Thanks for the info... I figured it wasn't good! That's what I don't like about doing these 1 gal batches: take two samples for gravity readings and the loss to trub from racking once and you have much less relative volume left over! I've heard of people using sanitized marbles or ss balls to fill up the space... Would that be a good idea in the future? Or do they make 4/5 gal containers or something similar? Also, the sulfites you mention... Would Campden tablets work (K metabisulfite)? I also have K sorbate for stabilizing too... would that help? I know with both I wouldn't be able to bottle condition, as they'd kill the yeast remaining too, right?
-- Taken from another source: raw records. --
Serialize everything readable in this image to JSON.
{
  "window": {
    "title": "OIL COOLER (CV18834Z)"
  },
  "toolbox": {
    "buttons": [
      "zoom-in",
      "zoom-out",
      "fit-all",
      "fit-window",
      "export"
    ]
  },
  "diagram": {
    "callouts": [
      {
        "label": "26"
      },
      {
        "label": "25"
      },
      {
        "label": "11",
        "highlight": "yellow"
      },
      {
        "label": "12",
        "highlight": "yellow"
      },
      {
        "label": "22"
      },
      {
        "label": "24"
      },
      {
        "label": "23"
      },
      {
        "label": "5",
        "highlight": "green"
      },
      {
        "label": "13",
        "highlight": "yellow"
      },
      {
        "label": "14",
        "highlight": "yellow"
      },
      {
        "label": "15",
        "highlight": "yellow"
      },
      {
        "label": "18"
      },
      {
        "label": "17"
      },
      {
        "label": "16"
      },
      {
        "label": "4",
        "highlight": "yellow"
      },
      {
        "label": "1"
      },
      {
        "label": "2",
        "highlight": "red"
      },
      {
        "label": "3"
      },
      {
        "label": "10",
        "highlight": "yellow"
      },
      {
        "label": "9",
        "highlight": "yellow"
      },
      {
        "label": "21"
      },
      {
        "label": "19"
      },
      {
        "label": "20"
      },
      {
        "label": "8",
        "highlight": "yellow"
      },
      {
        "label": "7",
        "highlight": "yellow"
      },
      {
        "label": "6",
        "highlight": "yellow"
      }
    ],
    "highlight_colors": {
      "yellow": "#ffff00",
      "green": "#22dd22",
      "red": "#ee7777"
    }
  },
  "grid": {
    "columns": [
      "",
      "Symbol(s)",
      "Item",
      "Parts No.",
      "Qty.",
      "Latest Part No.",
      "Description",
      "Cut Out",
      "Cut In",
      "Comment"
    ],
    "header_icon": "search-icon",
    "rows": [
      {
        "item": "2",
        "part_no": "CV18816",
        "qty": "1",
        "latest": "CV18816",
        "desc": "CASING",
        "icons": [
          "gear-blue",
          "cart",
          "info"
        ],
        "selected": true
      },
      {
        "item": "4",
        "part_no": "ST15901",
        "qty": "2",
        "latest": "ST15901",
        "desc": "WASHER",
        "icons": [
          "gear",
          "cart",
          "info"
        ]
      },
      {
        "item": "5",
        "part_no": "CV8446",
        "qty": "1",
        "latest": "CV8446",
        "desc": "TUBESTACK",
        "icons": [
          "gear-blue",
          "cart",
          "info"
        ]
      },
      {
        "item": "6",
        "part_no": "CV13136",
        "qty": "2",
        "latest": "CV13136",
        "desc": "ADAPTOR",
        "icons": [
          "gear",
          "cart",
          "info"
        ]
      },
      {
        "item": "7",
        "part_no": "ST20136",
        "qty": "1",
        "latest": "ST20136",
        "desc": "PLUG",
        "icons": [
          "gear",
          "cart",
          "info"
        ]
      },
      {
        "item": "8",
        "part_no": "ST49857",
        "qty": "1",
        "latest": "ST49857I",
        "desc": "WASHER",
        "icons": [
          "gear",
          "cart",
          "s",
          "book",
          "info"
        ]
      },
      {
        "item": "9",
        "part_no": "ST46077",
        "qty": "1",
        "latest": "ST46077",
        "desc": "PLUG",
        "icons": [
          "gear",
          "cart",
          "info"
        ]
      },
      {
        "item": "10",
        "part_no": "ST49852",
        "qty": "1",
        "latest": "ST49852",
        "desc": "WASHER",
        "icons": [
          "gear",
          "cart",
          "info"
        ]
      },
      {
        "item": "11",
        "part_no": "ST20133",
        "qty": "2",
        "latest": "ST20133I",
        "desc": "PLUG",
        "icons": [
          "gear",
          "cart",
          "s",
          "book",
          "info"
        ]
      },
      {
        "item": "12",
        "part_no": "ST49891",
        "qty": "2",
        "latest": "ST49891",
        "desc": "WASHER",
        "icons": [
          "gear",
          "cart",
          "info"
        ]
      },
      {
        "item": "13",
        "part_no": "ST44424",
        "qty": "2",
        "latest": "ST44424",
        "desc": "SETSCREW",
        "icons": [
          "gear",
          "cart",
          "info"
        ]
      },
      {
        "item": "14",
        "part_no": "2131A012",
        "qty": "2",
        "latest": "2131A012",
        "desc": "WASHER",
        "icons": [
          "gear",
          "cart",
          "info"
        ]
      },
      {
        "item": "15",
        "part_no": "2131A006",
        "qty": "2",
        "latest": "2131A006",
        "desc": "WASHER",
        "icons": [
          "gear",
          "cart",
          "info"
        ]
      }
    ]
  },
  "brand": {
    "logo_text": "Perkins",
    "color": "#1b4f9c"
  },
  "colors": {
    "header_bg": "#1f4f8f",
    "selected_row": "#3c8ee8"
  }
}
Or, like you said, maybe I should just rack out from underneath it into a bottling bucket with priming sugar, carb up, then stovetop pasteurize... That might be my best bet, as i do prefer some sparkle to still ciders...
 
Campden = k-META = SO2. I'd add some even if planning to bottle condition and pasteurize, won't hurt the yeast a bit.
 
Thanks... I hit it with one Campden tab per gallon, mixed it up, and left it alone during my last trip. Came back last night and they were both all cleared up! And you're right about the yeast... I was confusing it with K sorbate - that's the one that you use to stop yeast activity when wanting to backsweeten but not bottle condition, right?